Hoy como entonces, Europa siempre termina en el dilema de alinearse o mantener una calculada equidistancia. Lo segundo no le será simple ni útil. A diferencia de la bipolaridad anterior, en la que buena parte del bloque “oriental” en realidad era “occidental”, es decir europeo, es esta nueva bipolaridad la que parece reproducir un verdadero “choque de civilizaciones”. De ahí que muchos hablen hoy de conflicto civilizatorio, es decir, China como una amenaza existencial para “Occidente” como un todo.
“Occidente”, término difícil que a menudo genera sospechas de etnocentrismo, su definición bien puede rastrearse hasta sus dos pilares cognitivos cardinales: uno es el racionalismo, la idea que el conocimiento se deriva del razonamiento deductivo, no de verdades reveladas por monarca, iglesia, Estado o partido alguno. El otro es la Ilustración, la corriente intelectual y filosófica que, de manera complementaria a la anterior, proclamó la centralidad de la libertad individual y la tolerancia religiosa.

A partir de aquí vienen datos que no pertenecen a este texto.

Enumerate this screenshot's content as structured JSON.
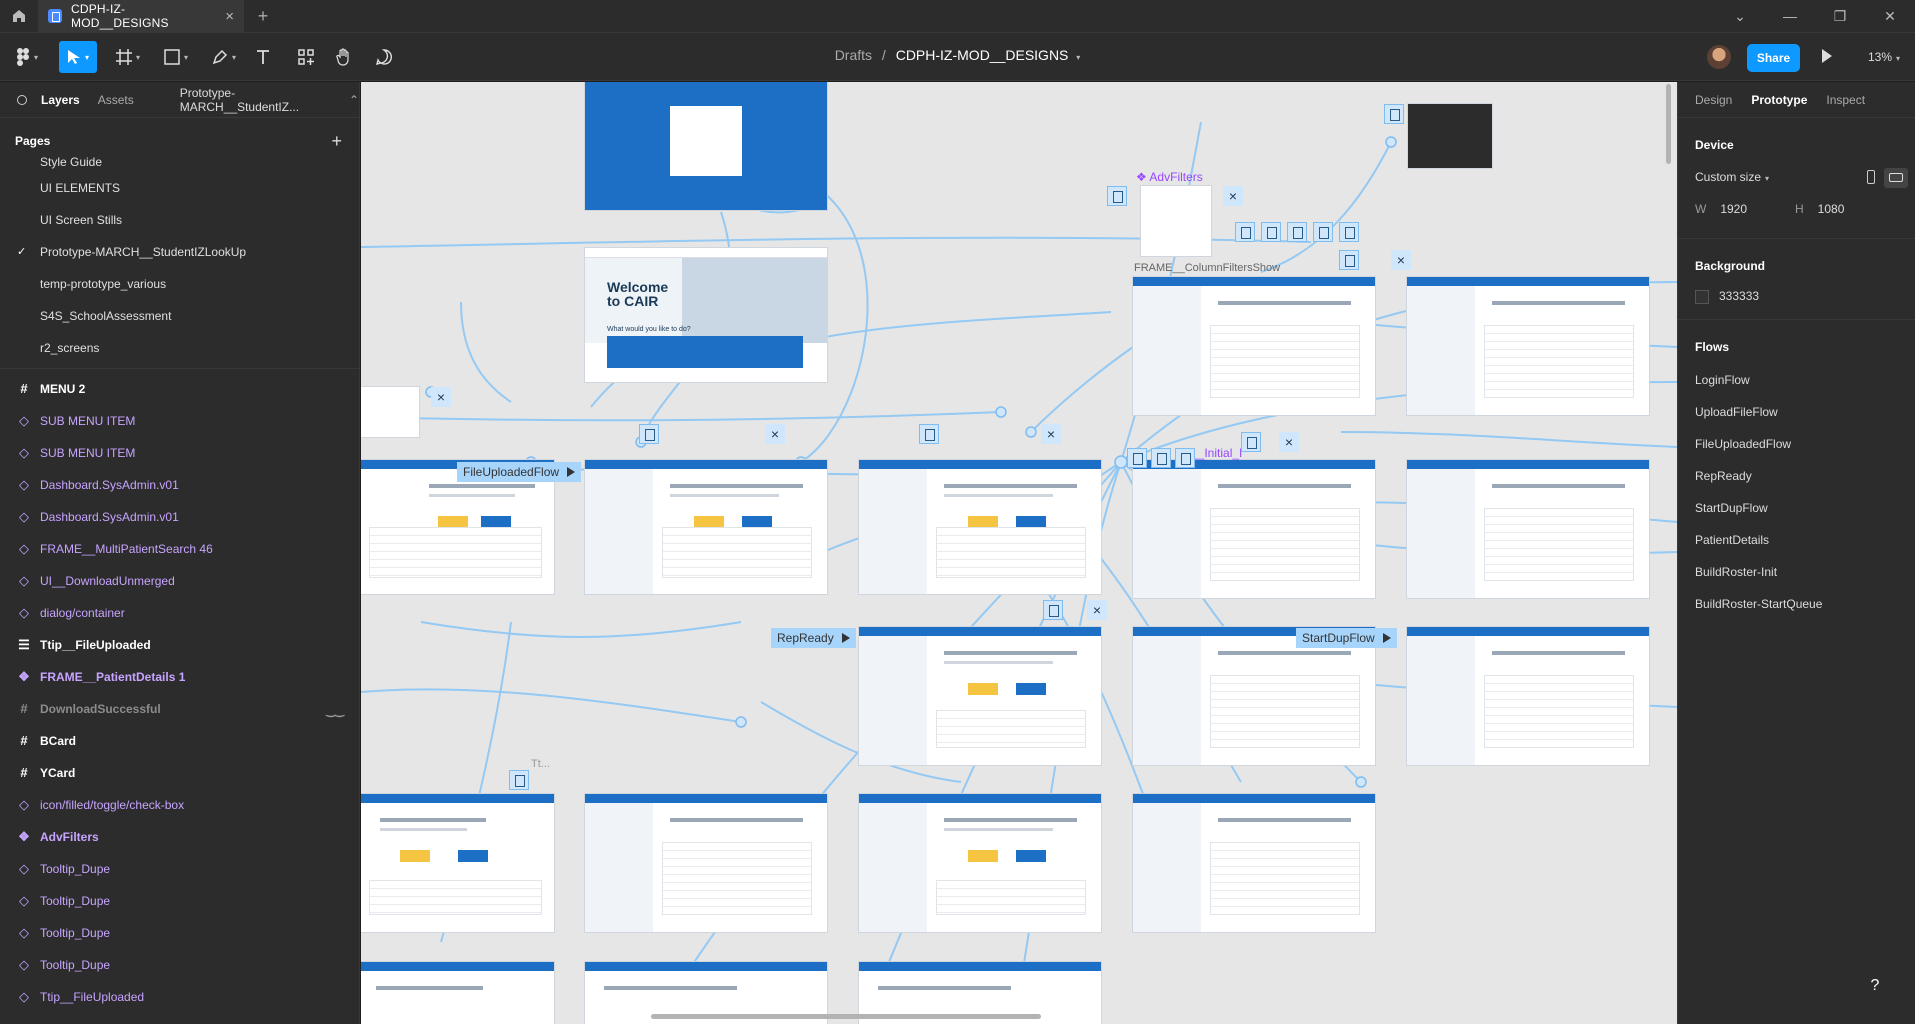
{
  "titlebar": {
    "tab_label": "CDPH-IZ-MOD__DESIGNS",
    "tab_close": "×",
    "new_tab": "+",
    "chevron": "⌄",
    "minimize": "—",
    "restore": "❐",
    "close": "✕"
  },
  "toolbar": {
    "breadcrumb_parent": "Drafts",
    "breadcrumb_sep": "/",
    "file_name": "CDPH-IZ-MOD__DESIGNS",
    "share_label": "Share",
    "zoom_label": "13%",
    "dropdown_caret": "▾"
  },
  "left_panel": {
    "tabs": {
      "layers": "Layers",
      "assets": "Assets",
      "current_page": "Prototype-MARCH__StudentIZ...",
      "page_caret": "⌃"
    },
    "pages_title": "Pages",
    "add_page": "+",
    "check_mark": "✓",
    "pages": [
      "Style Guide",
      "UI ELEMENTS",
      "UI Screen Stills",
      "Prototype-MARCH__StudentIZLookUp",
      "temp-prototype_various",
      "S4S_SchoolAssessment",
      "r2_screens"
    ],
    "layers": [
      {
        "label": "MENU 2",
        "icon": "#"
      },
      {
        "label": "SUB MENU ITEM",
        "icon": "◇"
      },
      {
        "label": "SUB MENU ITEM",
        "icon": "◇"
      },
      {
        "label": "Dashboard.SysAdmin.v01",
        "icon": "◇"
      },
      {
        "label": "Dashboard.SysAdmin.v01",
        "icon": "◇"
      },
      {
        "label": "FRAME__MultiPatientSearch 46",
        "icon": "◇"
      },
      {
        "label": "UI__DownloadUnmerged",
        "icon": "◇"
      },
      {
        "label": "dialog/container",
        "icon": "◇"
      },
      {
        "label": "Ttip__FileUploaded",
        "icon": "☰"
      },
      {
        "label": "FRAME__PatientDetails 1",
        "icon": "❖"
      },
      {
        "label": "DownloadSuccessful",
        "icon": "#"
      },
      {
        "label": "BCard",
        "icon": "#"
      },
      {
        "label": "YCard",
        "icon": "#"
      },
      {
        "label": "icon/filled/toggle/check-box",
        "icon": "◇"
      },
      {
        "label": "AdvFilters",
        "icon": "❖"
      },
      {
        "label": "Tooltip_Dupe",
        "icon": "◇"
      },
      {
        "label": "Tooltip_Dupe",
        "icon": "◇"
      },
      {
        "label": "Tooltip_Dupe",
        "icon": "◇"
      },
      {
        "label": "Tooltip_Dupe",
        "icon": "◇"
      },
      {
        "label": "Ttip__FileUploaded",
        "icon": "◇"
      }
    ]
  },
  "right_panel": {
    "tabs": {
      "design": "Design",
      "prototype": "Prototype",
      "inspect": "Inspect"
    },
    "device_title": "Device",
    "device_value": "Custom size",
    "w_label": "W",
    "w_value": "1920",
    "h_label": "H",
    "h_value": "1080",
    "background_title": "Background",
    "background_value": "333333",
    "flows_title": "Flows",
    "flows": [
      "LoginFlow",
      "UploadFileFlow",
      "FileUploadedFlow",
      "RepReady",
      "StartDupFlow",
      "PatientDetails",
      "BuildRoster-Init",
      "BuildRoster-StartQueue"
    ]
  },
  "canvas": {
    "welcome_line1": "Welcome",
    "welcome_line2": "to CAIR",
    "welcome_sub": "What would you like to do?",
    "adv_filters_label": "❖ AdvFilters",
    "column_filters_label": "FRAME__ColumnFiltersShow",
    "initial_label": "__Initial_I",
    "file_uploaded_flow": "FileUploadedFlow",
    "rep_ready_flow": "RepReady",
    "start_dup_flow": "StartDupFlow",
    "tt_label": "Tt...",
    "close_glyph": "×"
  },
  "help_label": "?"
}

En relación a esto, resuenan justamente las palabras de Angela Merkel al inaugurar la presidencia alemana del Consejo de la Unión Europea este 27 de mayo: “Europa no es neutral, tenemos valores que defender, los valores de Occidente. Son valores que deben ser respetados”.

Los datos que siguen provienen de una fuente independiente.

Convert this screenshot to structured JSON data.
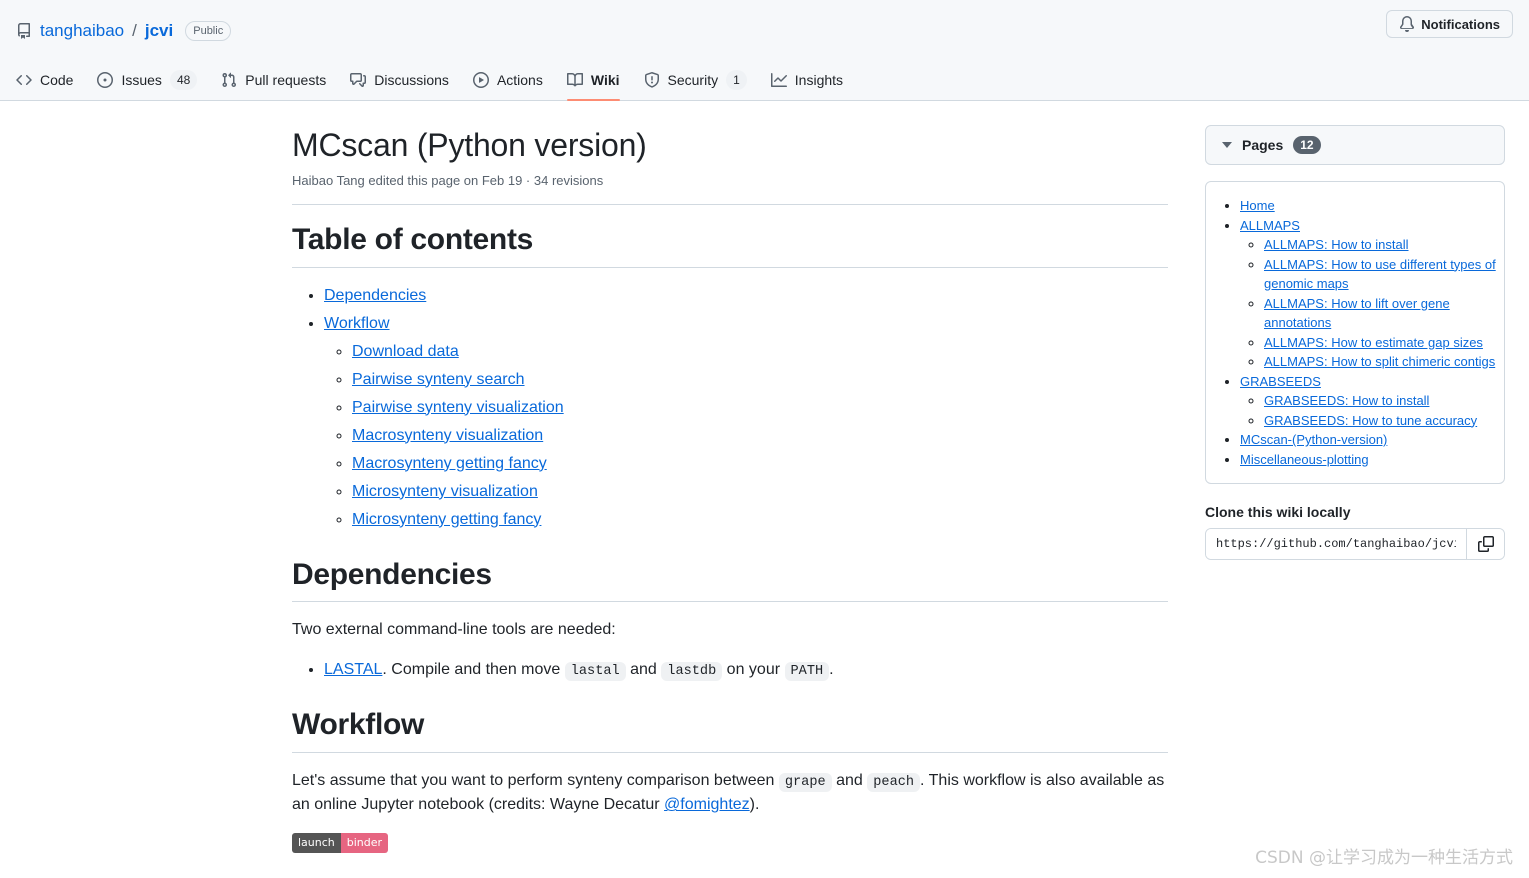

Dicho por la Canciller de Alemania, es una bocanada de aire fresco que ratifica lo obvio pero necesario recordar. No es cosa solo de xenófobos, racistas, nacionalistas, populistas y fascistas reconocer la existencia e identidad definida de Occidente, subrayado y sin comillas, y procurar su integridad.
En realidad, hasta se puede ser muy de izquierda y estar de acuerdo. De hecho, el pensamiento socialista, y en todas sus vertientes, también es heredero del racionalismo y la Ilustración. Y estos son los valores que la nueva Guerra Fría bien podría erosionar.